Отверженный слегка удивился.
— Приветствую, ваше высочество, — сказал он. — Значит, меня ждали?
Попытка получить ответ, не пользуясь словами, натолкнулась на решительное сопротивление — и страж законов тотчас же понял, что наместница знает о его способности проникать в чужие мысли. Более того, она знала, что эта способность ничем ему сейчас не поможет.
— Его высочество князь-представитель предупредил меня, господин, о твоем приходе, — сказала она. — Теперь объясни подробно, кто ты.
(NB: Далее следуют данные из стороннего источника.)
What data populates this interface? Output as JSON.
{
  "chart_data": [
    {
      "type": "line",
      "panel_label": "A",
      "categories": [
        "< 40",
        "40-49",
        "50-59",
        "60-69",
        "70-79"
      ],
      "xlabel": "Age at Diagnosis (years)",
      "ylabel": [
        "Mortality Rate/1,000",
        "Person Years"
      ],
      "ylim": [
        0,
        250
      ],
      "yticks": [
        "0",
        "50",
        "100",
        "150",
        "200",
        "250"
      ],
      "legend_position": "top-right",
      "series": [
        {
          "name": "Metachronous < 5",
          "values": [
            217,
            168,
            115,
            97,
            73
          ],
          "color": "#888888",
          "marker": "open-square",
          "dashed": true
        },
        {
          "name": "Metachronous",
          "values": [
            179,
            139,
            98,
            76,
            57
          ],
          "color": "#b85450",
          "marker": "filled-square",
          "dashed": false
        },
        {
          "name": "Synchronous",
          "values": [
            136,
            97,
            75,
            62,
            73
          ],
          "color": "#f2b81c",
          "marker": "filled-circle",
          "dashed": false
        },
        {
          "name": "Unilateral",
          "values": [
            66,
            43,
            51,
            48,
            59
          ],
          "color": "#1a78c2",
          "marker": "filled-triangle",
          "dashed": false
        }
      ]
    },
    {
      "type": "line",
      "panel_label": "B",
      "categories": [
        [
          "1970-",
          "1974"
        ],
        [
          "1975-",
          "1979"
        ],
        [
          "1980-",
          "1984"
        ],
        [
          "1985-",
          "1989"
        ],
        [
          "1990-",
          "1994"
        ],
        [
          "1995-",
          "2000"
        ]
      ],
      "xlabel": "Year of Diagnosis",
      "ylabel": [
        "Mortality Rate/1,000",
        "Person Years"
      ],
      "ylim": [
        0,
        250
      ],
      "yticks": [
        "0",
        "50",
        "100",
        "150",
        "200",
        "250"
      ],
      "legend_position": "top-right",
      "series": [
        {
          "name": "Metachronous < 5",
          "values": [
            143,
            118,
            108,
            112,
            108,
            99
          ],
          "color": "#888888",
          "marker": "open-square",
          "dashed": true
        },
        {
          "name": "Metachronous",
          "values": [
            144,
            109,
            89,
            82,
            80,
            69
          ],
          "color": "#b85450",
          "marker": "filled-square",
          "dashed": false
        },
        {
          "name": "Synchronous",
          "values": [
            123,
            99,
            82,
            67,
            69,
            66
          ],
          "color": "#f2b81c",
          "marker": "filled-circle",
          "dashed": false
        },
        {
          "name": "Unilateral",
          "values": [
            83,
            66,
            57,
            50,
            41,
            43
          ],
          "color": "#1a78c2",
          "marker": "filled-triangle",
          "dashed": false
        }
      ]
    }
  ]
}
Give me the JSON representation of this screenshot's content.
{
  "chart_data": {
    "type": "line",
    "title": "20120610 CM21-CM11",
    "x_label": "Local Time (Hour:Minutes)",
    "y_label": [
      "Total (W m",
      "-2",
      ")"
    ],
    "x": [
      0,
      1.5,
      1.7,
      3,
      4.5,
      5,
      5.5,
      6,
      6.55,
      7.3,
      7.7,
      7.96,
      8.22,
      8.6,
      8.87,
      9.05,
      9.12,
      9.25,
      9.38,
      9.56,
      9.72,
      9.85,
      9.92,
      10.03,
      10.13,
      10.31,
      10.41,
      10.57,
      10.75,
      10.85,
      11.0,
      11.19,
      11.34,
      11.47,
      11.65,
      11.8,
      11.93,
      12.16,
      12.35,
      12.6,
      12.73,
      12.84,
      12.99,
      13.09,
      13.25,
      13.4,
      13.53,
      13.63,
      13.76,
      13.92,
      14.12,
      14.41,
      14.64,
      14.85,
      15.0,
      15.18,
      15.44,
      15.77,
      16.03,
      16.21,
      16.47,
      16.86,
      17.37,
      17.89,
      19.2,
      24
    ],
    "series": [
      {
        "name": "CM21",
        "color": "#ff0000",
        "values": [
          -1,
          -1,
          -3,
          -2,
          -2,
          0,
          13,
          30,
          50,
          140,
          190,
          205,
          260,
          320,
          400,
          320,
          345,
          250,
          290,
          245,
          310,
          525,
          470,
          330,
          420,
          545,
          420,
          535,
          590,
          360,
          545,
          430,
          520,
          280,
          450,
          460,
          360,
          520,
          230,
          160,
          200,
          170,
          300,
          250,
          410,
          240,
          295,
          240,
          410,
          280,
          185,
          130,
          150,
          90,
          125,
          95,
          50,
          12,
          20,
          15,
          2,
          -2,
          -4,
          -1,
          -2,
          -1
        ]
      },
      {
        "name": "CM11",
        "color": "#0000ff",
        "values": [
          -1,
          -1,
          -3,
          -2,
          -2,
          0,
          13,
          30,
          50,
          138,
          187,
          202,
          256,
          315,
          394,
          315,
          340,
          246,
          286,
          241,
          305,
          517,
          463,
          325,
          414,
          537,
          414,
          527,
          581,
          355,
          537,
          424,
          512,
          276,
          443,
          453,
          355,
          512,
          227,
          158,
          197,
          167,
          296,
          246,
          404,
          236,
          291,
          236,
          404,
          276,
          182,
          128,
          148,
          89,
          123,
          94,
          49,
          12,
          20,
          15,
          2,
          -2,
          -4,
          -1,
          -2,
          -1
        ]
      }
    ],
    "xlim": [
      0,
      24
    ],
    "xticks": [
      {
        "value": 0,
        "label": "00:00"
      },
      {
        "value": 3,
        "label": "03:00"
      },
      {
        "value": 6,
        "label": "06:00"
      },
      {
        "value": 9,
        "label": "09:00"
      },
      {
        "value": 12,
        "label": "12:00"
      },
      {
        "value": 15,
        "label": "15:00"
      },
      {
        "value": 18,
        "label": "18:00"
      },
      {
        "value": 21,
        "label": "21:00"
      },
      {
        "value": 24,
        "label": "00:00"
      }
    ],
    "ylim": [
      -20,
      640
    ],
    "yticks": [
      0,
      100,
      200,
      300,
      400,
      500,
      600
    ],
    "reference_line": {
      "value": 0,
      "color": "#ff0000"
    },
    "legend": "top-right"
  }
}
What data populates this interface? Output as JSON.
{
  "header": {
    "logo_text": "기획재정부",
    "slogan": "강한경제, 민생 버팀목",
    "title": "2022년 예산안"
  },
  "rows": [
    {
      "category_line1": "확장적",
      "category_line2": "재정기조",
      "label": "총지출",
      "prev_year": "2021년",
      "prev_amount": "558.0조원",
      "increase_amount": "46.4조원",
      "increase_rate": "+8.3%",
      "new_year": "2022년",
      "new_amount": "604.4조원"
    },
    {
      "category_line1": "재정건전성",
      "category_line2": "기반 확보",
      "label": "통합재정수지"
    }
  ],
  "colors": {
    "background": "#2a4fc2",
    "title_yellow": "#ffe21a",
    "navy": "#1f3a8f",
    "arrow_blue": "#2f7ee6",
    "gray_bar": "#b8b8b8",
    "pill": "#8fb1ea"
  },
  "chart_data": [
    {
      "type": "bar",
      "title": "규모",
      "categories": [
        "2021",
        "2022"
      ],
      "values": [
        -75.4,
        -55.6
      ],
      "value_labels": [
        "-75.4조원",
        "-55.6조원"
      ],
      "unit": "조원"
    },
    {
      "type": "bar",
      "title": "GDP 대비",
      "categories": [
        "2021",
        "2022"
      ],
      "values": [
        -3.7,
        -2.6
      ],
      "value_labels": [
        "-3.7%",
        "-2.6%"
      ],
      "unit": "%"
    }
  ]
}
Чувства не удалось защитить так, как мысли. Лицо женщины, спокойное и почти неподвижное, было загадкой — но, несмотря на это, горбун без труда видел недоверие и враждебность, граничившие почти с ненавистью. Впрочем, он ожидал таких или подобных чувств, и намного больше обеспокоило его отчетливо излучаемое женщиной удовлетворение.
— Мы одни, ваше высочество?
— Рядом моя служанка. Вскоре здесь будут солдаты. Может быть, они уже ждут за дверью.
— Вижу, ваше высочество, что ты не питаешь ко мне дружеских чувств, — мрачно заметил старик. — Воистину, очень жаль. Князь Рамез, госпожа, участвует в великом деле, хотя, правда, несколько иначе, чем сам себе это представляет. Напрасно ваше высочество пытается помешать неизбежному.
— Ты пришел, господин, чтобы попытаться меня убедить?
— И да, и нет… Честно говоря, я не верю, что это возможно.
— И правильно делаешь. Я не отступлю, господин.
Ее решительность и уверенность в себе были таковы, что страж законов совершенно машинально вновь попытался исследовать источник этих чувств и снова встретил осознанное сопротивление. Она постоянно помнила о том, чтобы не допускать никого к собственным мыслям. Подобное требовало немалого умения… даже удивительно, сколь легко ей это удавалось.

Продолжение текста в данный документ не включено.